A l’occasion du centenaire de Merce Cunningham, le Festival d’Automne à Paris consacre sa programmation à une rétrospective de l’œuvre du chorégraphe américain qui a posé les fondations de la danse contemporaine. Parmi les nombreux spectacles et manifestations proposés en grande région parisienne, le « triple bill » à l’affiche du Théâtre de Chaillot réunissant pour 6 représentations le Ballet de Flandres, le Royal Ballet et le Ballet de l’Opéra de Paris faisait figure d’incontournable. Incontournable pas que pour les piliers du Théâtre de la Ville, mais aussi pour les amateurs de classique désireux d’étendre leur culture chorégraphique.
Mon goût personnel me portera toujours plus vers les collections du Louvres ou du Musée Jacquemart-André, mais je ne suis pas hermétique à m’aventurer du côté du Centre Pompidou ou de la Fondation Louis Vuitton pour peu que l’accrochage et la muséographie me prennent par la main et suscitent ma curiosité au-delà d’une esthétique qui ne m’émeut pas. C’est un peu mon ressenti à l’issue de cette soirée autour de 3 ballets, offrant un parcours dans l’œuvre de Cunningham qui, judicieusement, fait découvrir les œuvres les plus accessibles, Pond Way par le Ballet de Flandres et Cross Currents par trois solistes du Royal Ballet, avant de nous emmener vers des terrains plus radicaux, Walkaround Time par l’Opéra de Paris. On saluera au passage la qualité du petit livret offert par le Festival d’Automne qui permet de mieux appréhender le style Cunningham.
Pond Way, pièce de 1998, a une esthétique qui reste tendance, entre Asie et Orient. Devant un fond de scène signé Roy Lichtenstein, inspiré par des paysages chinois, 13 danseurs et danseuses vêtus de fluides sarouels immaculés évoluent tous ensemble, en plus petits groupes ou en courts solos, de façon dissociée du fond sonore, une musique électronique « planante » de Brian Eno, dont les pistes sont diffusées aléatoirement. Ce ballet atmosphérique, évoquant le ricochet des cailloux sur la surface d’un étang, s’avère un peu long par moments. Néanmoins, cette variation moderne autour de l’acte blanc fascine par la rigueur de sa construction chorégraphique et la technicité exigée des danseurs avec l’alternance de séquences fluides (travail autour de l’arabesque) et plus dynamiques.

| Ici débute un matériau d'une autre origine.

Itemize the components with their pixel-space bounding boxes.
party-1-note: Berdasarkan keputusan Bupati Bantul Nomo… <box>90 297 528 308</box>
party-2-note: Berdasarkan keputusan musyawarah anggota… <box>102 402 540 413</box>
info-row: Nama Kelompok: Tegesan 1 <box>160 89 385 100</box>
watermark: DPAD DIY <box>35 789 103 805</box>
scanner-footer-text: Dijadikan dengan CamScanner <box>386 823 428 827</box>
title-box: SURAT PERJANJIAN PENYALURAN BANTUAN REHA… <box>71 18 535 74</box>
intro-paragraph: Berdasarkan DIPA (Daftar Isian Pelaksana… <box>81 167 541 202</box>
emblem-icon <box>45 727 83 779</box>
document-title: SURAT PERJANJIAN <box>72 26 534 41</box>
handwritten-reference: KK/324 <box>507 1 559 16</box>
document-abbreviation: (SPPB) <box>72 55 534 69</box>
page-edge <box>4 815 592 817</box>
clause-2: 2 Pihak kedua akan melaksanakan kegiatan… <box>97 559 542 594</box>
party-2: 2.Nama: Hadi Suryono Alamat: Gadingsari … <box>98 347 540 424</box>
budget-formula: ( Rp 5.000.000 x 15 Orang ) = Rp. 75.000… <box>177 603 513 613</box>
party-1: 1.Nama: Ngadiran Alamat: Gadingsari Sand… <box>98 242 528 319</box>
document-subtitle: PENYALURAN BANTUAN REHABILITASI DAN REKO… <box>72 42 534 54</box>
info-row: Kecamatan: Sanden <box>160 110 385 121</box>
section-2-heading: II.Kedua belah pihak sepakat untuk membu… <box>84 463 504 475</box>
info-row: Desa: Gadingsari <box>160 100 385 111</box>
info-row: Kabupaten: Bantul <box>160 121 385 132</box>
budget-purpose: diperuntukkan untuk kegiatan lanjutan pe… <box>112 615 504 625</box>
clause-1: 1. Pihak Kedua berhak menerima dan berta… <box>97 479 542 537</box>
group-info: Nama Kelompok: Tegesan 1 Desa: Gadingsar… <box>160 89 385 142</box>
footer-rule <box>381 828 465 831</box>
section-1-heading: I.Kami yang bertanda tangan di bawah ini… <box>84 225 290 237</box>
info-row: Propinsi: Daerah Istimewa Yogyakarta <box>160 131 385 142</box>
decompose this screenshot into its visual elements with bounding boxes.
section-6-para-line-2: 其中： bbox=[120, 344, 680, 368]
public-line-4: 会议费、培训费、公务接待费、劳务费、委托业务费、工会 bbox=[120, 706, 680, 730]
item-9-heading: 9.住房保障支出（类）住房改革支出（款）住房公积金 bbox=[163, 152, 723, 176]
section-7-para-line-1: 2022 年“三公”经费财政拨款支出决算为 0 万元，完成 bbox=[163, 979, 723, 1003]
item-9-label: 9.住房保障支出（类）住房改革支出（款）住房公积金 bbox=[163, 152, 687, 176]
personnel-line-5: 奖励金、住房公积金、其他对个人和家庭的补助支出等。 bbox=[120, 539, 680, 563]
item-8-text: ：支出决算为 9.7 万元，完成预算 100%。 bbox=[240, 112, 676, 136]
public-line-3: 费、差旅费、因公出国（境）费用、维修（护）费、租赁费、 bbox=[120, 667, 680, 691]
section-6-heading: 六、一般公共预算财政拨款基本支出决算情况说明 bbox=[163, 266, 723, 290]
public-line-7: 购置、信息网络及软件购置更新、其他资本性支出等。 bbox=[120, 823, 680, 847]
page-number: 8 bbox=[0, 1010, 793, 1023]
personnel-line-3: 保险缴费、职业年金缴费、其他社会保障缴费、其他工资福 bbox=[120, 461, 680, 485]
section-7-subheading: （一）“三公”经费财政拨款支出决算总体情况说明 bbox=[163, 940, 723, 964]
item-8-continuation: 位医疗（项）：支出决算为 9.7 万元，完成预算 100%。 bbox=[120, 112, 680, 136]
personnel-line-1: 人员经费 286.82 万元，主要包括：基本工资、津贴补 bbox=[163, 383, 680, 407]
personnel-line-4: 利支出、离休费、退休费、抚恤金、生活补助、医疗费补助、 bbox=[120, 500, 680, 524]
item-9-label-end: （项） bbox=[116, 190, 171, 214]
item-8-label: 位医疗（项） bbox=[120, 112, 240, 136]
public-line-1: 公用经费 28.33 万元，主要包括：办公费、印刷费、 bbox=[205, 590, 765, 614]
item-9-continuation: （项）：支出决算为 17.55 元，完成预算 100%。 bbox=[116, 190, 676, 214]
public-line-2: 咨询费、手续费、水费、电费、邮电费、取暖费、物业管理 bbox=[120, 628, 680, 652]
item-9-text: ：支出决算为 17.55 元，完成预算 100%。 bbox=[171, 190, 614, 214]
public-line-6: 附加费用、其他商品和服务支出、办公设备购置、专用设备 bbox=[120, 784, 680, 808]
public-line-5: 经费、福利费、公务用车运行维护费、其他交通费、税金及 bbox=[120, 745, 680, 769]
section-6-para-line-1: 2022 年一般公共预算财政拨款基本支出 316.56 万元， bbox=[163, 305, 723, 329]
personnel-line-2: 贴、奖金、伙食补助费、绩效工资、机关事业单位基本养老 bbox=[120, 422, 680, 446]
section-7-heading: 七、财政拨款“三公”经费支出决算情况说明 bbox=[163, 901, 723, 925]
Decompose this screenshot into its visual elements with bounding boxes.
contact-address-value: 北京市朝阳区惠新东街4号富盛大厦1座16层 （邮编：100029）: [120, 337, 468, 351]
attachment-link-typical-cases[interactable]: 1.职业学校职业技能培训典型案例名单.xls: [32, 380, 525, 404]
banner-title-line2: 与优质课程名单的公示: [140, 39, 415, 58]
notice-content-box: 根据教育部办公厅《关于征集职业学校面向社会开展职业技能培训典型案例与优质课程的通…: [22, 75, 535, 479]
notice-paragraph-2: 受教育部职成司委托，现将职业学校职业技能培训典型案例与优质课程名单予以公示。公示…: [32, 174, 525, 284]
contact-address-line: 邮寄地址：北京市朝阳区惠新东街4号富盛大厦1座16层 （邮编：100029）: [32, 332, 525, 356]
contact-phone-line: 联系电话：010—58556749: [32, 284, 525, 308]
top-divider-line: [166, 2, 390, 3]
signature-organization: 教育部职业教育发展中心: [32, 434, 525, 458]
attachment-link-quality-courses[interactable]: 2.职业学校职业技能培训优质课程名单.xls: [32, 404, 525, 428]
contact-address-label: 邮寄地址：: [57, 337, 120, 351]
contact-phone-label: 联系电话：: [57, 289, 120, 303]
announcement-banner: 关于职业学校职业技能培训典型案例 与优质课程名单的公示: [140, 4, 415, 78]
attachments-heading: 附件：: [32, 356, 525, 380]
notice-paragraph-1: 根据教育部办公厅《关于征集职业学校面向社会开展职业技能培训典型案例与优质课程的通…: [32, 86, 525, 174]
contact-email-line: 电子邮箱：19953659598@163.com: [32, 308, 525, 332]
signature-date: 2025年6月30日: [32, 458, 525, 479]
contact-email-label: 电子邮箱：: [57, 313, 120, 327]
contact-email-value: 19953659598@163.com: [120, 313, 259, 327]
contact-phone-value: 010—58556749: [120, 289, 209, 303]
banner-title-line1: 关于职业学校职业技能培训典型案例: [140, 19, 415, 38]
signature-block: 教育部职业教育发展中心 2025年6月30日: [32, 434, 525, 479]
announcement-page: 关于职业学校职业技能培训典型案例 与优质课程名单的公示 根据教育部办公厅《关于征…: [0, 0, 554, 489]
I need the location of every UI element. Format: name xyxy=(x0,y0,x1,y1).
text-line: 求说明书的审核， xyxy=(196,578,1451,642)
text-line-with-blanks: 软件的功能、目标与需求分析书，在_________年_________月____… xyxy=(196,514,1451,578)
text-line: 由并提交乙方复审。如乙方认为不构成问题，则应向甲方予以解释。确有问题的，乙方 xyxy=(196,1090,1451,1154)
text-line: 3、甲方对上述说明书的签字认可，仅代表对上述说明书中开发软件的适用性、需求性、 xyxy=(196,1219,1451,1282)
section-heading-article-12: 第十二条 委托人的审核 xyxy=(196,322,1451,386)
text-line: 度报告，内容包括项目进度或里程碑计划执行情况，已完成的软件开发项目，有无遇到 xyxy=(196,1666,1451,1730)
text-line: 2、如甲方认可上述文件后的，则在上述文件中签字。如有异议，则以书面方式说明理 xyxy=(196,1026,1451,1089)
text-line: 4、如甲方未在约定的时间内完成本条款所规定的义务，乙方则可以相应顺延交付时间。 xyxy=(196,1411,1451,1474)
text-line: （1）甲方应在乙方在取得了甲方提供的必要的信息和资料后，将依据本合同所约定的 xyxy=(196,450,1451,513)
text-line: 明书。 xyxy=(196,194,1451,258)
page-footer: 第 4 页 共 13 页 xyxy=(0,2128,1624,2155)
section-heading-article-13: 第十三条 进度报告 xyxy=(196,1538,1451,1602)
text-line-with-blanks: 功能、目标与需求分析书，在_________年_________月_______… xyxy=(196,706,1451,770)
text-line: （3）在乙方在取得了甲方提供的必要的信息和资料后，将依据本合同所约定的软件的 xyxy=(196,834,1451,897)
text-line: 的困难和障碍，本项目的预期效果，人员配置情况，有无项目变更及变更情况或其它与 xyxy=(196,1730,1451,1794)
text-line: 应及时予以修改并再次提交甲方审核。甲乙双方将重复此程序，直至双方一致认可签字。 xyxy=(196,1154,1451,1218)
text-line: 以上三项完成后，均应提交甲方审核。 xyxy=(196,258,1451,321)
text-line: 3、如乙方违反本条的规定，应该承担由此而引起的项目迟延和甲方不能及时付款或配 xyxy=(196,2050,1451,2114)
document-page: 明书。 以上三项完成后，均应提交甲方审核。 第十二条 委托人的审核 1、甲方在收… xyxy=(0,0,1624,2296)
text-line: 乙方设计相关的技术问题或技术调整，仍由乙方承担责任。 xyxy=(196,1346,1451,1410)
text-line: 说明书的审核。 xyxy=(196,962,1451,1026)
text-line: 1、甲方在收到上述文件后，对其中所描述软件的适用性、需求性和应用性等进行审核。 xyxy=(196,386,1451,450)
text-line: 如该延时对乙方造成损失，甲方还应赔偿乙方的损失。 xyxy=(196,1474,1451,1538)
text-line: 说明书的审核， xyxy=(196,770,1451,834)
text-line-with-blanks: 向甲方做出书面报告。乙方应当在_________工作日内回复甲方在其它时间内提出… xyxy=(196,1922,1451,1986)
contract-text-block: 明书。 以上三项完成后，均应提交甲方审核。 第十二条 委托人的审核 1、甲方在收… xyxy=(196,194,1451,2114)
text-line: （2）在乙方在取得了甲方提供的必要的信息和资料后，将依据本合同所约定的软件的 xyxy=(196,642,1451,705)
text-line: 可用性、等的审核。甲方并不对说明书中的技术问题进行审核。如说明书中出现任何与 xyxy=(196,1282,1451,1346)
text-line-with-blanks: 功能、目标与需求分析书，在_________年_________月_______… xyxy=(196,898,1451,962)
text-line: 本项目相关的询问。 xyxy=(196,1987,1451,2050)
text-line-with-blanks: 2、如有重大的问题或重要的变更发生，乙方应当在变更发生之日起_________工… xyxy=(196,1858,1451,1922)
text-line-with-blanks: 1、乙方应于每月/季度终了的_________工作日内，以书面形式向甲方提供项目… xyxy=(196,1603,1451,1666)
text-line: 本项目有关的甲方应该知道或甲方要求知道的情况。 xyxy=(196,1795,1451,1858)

Cross Currents (1964) est un exercice de style de 7 minutes qui regarde du côté de la veine black and white de Balanchine (Agon, Duo Concertant) sans la musicalité puisque là encore le mouvement ne répond pas à la musique. Les trois danseurs du Royal Ballet, Romany Pajdak, Julia Roscoe et Joseph Sissens, livrent une prestation ciselée : l’instant champagne de la soirée.
Il fallait bien cela pour encaisser les 50 minutes de Walkaround Time. Chapeau aux danseurs de l’Opéra de Paris qui avaient la tâche de défendre cette pièce de 1968 aux codes esthétiques complètement démodés. J’avais déjà vu la pièce à son entrée au répertoire parisien en 2017, associée à deux ballets de William Forsythe, et je ne m’en souvenais pas vraiment, jusqu’à ce que je vois sur la scène l’installation composée d’artefacts emballés des housses transparents parallélépipédiques, inspirée par la Mariée Mise à Nue par ses Célibataires, Même de Marcel Duchamp. C’est parti pour un long pensum, me suis-je dit. Malgré tout, cette deuxième vision s’est avérée plus satisfaisante, avec le sas d’adaptation constitué par les deux ballets précédents. Les académiques aux couleurs sixties sont toujours aussi moches et le fond sonore minimaliste (bruits de pas sur graviers, bruits de circulation, silence sur des extraits de textes de Marcel Duchamp) est plus qu’aride. On a parfois l’impression que les danseurs interprètent de façon purement mécanique la chorégraphie de Cunningham, mais la présence lumineuse d’Emilie Cozette prouve que ce dispositif abstrait peut aussi dégager de la sensibilité et de l’émotion.
L’exploration de l’œuvre de Merce Cunningham se poursuit jusqu’en décembre, avec notamment le Ballet de l’Opéra de Lyon au Théâtre du Châtelet du 14 au 20 novembre et un Event, happening chorégraphique géant caractéristique du chorégraphe, par le Conservatoire National Supérieur de Musique et de Danse de Paris à la Grande Halle de la Villette.